Company failed to compensate employees for rest breaks, some hours worked
(Reuters) — The Pennsylvania Supreme Court ordered Wal-Mart Stores Inc to pay $188 million to employees who had sued the retailer for failing to compensate them for rest breaks and all hours worked (all figures in US dollars).
Monday's ruling on the class-action lawsuit will reduce Wal-Mart's earnings for the quarter ending on Jan. 31 by six cents a share, the company said in a securities filing.

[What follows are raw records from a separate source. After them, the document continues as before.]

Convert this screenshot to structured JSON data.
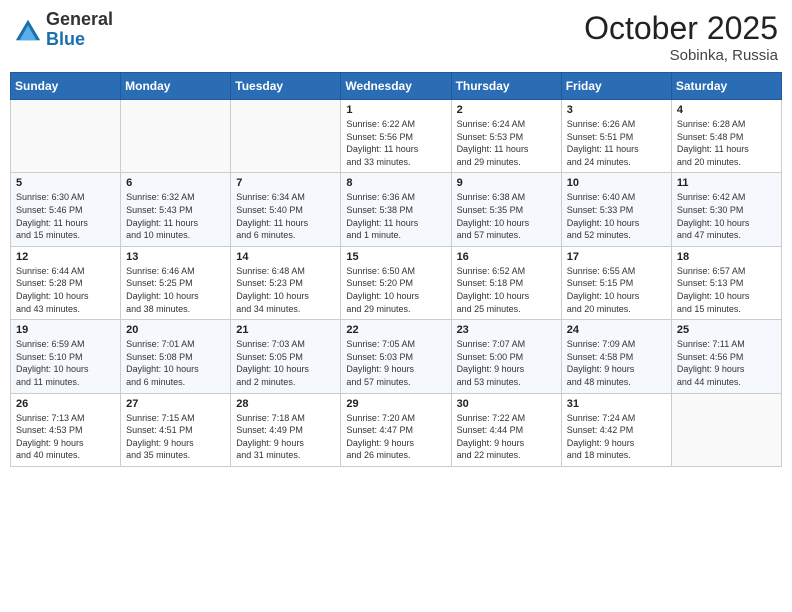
{
  "header": {
    "logo_general": "General",
    "logo_blue": "Blue",
    "month_title": "October 2025",
    "location": "Sobinka, Russia"
  },
  "days_of_week": [
    "Sunday",
    "Monday",
    "Tuesday",
    "Wednesday",
    "Thursday",
    "Friday",
    "Saturday"
  ],
  "weeks": [
    [
      {
        "num": "",
        "info": ""
      },
      {
        "num": "",
        "info": ""
      },
      {
        "num": "",
        "info": ""
      },
      {
        "num": "1",
        "info": "Sunrise: 6:22 AM\nSunset: 5:56 PM\nDaylight: 11 hours\nand 33 minutes."
      },
      {
        "num": "2",
        "info": "Sunrise: 6:24 AM\nSunset: 5:53 PM\nDaylight: 11 hours\nand 29 minutes."
      },
      {
        "num": "3",
        "info": "Sunrise: 6:26 AM\nSunset: 5:51 PM\nDaylight: 11 hours\nand 24 minutes."
      },
      {
        "num": "4",
        "info": "Sunrise: 6:28 AM\nSunset: 5:48 PM\nDaylight: 11 hours\nand 20 minutes."
      }
    ],
    [
      {
        "num": "5",
        "info": "Sunrise: 6:30 AM\nSunset: 5:46 PM\nDaylight: 11 hours\nand 15 minutes."
      },
      {
        "num": "6",
        "info": "Sunrise: 6:32 AM\nSunset: 5:43 PM\nDaylight: 11 hours\nand 10 minutes."
      },
      {
        "num": "7",
        "info": "Sunrise: 6:34 AM\nSunset: 5:40 PM\nDaylight: 11 hours\nand 6 minutes."
      },
      {
        "num": "8",
        "info": "Sunrise: 6:36 AM\nSunset: 5:38 PM\nDaylight: 11 hours\nand 1 minute."
      },
      {
        "num": "9",
        "info": "Sunrise: 6:38 AM\nSunset: 5:35 PM\nDaylight: 10 hours\nand 57 minutes."
      },
      {
        "num": "10",
        "info": "Sunrise: 6:40 AM\nSunset: 5:33 PM\nDaylight: 10 hours\nand 52 minutes."
      },
      {
        "num": "11",
        "info": "Sunrise: 6:42 AM\nSunset: 5:30 PM\nDaylight: 10 hours\nand 47 minutes."
      }
    ],
    [
      {
        "num": "12",
        "info": "Sunrise: 6:44 AM\nSunset: 5:28 PM\nDaylight: 10 hours\nand 43 minutes."
      },
      {
        "num": "13",
        "info": "Sunrise: 6:46 AM\nSunset: 5:25 PM\nDaylight: 10 hours\nand 38 minutes."
      },
      {
        "num": "14",
        "info": "Sunrise: 6:48 AM\nSunset: 5:23 PM\nDaylight: 10 hours\nand 34 minutes."
      },
      {
        "num": "15",
        "info": "Sunrise: 6:50 AM\nSunset: 5:20 PM\nDaylight: 10 hours\nand 29 minutes."
      },
      {
        "num": "16",
        "info": "Sunrise: 6:52 AM\nSunset: 5:18 PM\nDaylight: 10 hours\nand 25 minutes."
      },
      {
        "num": "17",
        "info": "Sunrise: 6:55 AM\nSunset: 5:15 PM\nDaylight: 10 hours\nand 20 minutes."
      },
      {
        "num": "18",
        "info": "Sunrise: 6:57 AM\nSunset: 5:13 PM\nDaylight: 10 hours\nand 15 minutes."
      }
    ],
    [
      {
        "num": "19",
        "info": "Sunrise: 6:59 AM\nSunset: 5:10 PM\nDaylight: 10 hours\nand 11 minutes."
      },
      {
        "num": "20",
        "info": "Sunrise: 7:01 AM\nSunset: 5:08 PM\nDaylight: 10 hours\nand 6 minutes."
      },
      {
        "num": "21",
        "info": "Sunrise: 7:03 AM\nSunset: 5:05 PM\nDaylight: 10 hours\nand 2 minutes."
      },
      {
        "num": "22",
        "info": "Sunrise: 7:05 AM\nSunset: 5:03 PM\nDaylight: 9 hours\nand 57 minutes."
      },
      {
        "num": "23",
        "info": "Sunrise: 7:07 AM\nSunset: 5:00 PM\nDaylight: 9 hours\nand 53 minutes."
      },
      {
        "num": "24",
        "info": "Sunrise: 7:09 AM\nSunset: 4:58 PM\nDaylight: 9 hours\nand 48 minutes."
      },
      {
        "num": "25",
        "info": "Sunrise: 7:11 AM\nSunset: 4:56 PM\nDaylight: 9 hours\nand 44 minutes."
      }
    ],
    [
      {
        "num": "26",
        "info": "Sunrise: 7:13 AM\nSunset: 4:53 PM\nDaylight: 9 hours\nand 40 minutes."
      },
      {
        "num": "27",
        "info": "Sunrise: 7:15 AM\nSunset: 4:51 PM\nDaylight: 9 hours\nand 35 minutes."
      },
      {
        "num": "28",
        "info": "Sunrise: 7:18 AM\nSunset: 4:49 PM\nDaylight: 9 hours\nand 31 minutes."
      },
      {
        "num": "29",
        "info": "Sunrise: 7:20 AM\nSunset: 4:47 PM\nDaylight: 9 hours\nand 26 minutes."
      },
      {
        "num": "30",
        "info": "Sunrise: 7:22 AM\nSunset: 4:44 PM\nDaylight: 9 hours\nand 22 minutes."
      },
      {
        "num": "31",
        "info": "Sunrise: 7:24 AM\nSunset: 4:42 PM\nDaylight: 9 hours\nand 18 minutes."
      },
      {
        "num": "",
        "info": ""
      }
    ]
  ]
}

That amounts to roughly four per cent of its profit forecast of $1.46 to $1.56 for the period.
Wal-Mart shares were up 0.5 per cent at $84.39 in midday New York Stock Exchange trading.
The Pennsylvania Supreme Court upheld a 2007 lower court ruling in favor of the workers, who said Wal-Mart failed to pay them for all hours worked and prevented them from taking full meal and rest breaks.
Wal-Mart spokeswoman Brooke Buchanan said the company did not believe the claims should be grouped together in a class-action suit. "Walmart has had strong policies in place to make sure all associates receive their appropriate pay and break periods," she said.
The decision, which affects about 187,000 Wal-Mart employees who worked in Pennsylvania between 1998 and 2006, marks the second unfavorable ruling in a week for the retailer, the largest private employer in the United States.
That ruling was seen as a victory for workers' rights groups who have been challenging the retailer to boost wages and benefits.
A Wal-Mart spokesman said the company did not agree with some of the judge's decisions in that case and was evaluating its next steps.